In UseOver the course of a month of use, taking about a thousand pictures, I find that it is very fast and responsive. I love the light weight and compactness. The noise at high ISOs, like 800 and 1600 is quite low. I find that in extreme contrast situations, there sometimes is not enough dynamic range to capture details in bright and dark areas, though this is a problem common to all digital cameras today, and can be somewhat worked around if you use exposure bracketing. There are a few times where it needs to hunt a while to lock focus, even with L lenses, I'm not sure why (though it occurs rarely, when it does happen, it's annoying). As of this writing, the raw files on the Rebel XT/350D are not supported by Adobe Photoshop CS! They are supported by Photoshop CS2. Hopefully Adobe will correct this rather than forcing everyone to buy a new program.
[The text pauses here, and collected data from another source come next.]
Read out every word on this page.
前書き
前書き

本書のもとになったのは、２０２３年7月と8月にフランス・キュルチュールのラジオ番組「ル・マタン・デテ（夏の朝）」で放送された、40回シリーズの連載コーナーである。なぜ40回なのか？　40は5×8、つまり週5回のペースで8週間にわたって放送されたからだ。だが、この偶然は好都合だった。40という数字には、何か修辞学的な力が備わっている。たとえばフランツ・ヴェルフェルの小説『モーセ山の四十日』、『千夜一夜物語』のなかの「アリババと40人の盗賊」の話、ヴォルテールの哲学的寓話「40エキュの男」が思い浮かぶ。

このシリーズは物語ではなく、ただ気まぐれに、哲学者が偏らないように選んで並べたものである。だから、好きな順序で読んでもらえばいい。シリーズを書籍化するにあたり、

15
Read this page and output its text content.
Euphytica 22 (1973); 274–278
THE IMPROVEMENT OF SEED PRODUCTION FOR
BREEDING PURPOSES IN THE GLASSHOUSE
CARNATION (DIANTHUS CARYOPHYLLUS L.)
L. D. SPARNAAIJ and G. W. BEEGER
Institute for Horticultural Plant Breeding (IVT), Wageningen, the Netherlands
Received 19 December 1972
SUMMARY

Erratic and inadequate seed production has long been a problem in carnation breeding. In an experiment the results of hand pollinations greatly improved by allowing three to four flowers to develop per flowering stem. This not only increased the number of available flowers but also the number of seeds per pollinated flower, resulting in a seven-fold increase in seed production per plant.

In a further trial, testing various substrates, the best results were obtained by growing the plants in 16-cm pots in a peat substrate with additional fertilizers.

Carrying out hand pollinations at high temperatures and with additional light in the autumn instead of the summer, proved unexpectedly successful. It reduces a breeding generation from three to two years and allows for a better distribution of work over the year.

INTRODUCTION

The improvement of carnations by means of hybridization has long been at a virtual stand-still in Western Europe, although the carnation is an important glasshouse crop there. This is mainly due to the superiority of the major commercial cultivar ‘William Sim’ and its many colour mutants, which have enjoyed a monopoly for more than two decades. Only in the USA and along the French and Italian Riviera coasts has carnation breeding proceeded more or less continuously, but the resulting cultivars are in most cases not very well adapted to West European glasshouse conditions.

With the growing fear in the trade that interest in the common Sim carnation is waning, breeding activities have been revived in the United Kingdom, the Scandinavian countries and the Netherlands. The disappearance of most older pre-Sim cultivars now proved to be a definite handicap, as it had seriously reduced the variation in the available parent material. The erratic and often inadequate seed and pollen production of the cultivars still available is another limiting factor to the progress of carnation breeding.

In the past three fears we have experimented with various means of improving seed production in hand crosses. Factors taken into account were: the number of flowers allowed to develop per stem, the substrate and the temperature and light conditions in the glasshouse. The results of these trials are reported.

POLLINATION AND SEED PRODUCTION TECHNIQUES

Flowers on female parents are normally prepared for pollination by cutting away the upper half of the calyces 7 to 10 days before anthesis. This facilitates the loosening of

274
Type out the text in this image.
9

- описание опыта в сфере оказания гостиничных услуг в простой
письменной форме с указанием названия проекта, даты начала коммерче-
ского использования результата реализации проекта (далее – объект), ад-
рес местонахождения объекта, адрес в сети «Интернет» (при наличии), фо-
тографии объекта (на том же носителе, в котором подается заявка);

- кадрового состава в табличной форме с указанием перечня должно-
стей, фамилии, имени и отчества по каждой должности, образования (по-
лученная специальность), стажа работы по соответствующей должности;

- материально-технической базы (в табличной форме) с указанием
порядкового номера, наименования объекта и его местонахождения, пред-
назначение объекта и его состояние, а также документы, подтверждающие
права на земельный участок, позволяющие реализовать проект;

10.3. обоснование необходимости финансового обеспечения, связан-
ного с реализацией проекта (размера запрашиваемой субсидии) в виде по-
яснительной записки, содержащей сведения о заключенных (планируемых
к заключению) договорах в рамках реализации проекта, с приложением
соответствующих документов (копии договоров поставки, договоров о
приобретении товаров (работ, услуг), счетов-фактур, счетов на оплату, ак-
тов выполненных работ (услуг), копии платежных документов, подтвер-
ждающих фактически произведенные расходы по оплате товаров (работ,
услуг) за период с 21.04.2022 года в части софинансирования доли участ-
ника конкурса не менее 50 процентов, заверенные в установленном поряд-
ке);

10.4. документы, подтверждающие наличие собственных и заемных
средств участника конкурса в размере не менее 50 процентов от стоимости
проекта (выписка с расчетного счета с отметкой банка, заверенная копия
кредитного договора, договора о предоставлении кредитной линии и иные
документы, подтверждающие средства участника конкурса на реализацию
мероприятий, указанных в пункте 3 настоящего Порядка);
ConclusionThe Canon 350D is a great digital SLR for certain people. Its compact size, light weight, speed, responsiveness, and excellent image quality make it a nearly ideal entry-level digital SLR and travel camera. Its only flaw is its ergonomics especially for those with heavy lenses and large hands. Despite the flaws in ergonomics, it is a digital SLR camera worth considering.
Recently my Canon Digital Rebel XT was stolen, along with almost all of my lenses. With the freedom to choose a new camera system, I actually chose to replace it with the same model. Despite its ergonomic flaws, I find its size and weight and feature set very appealing.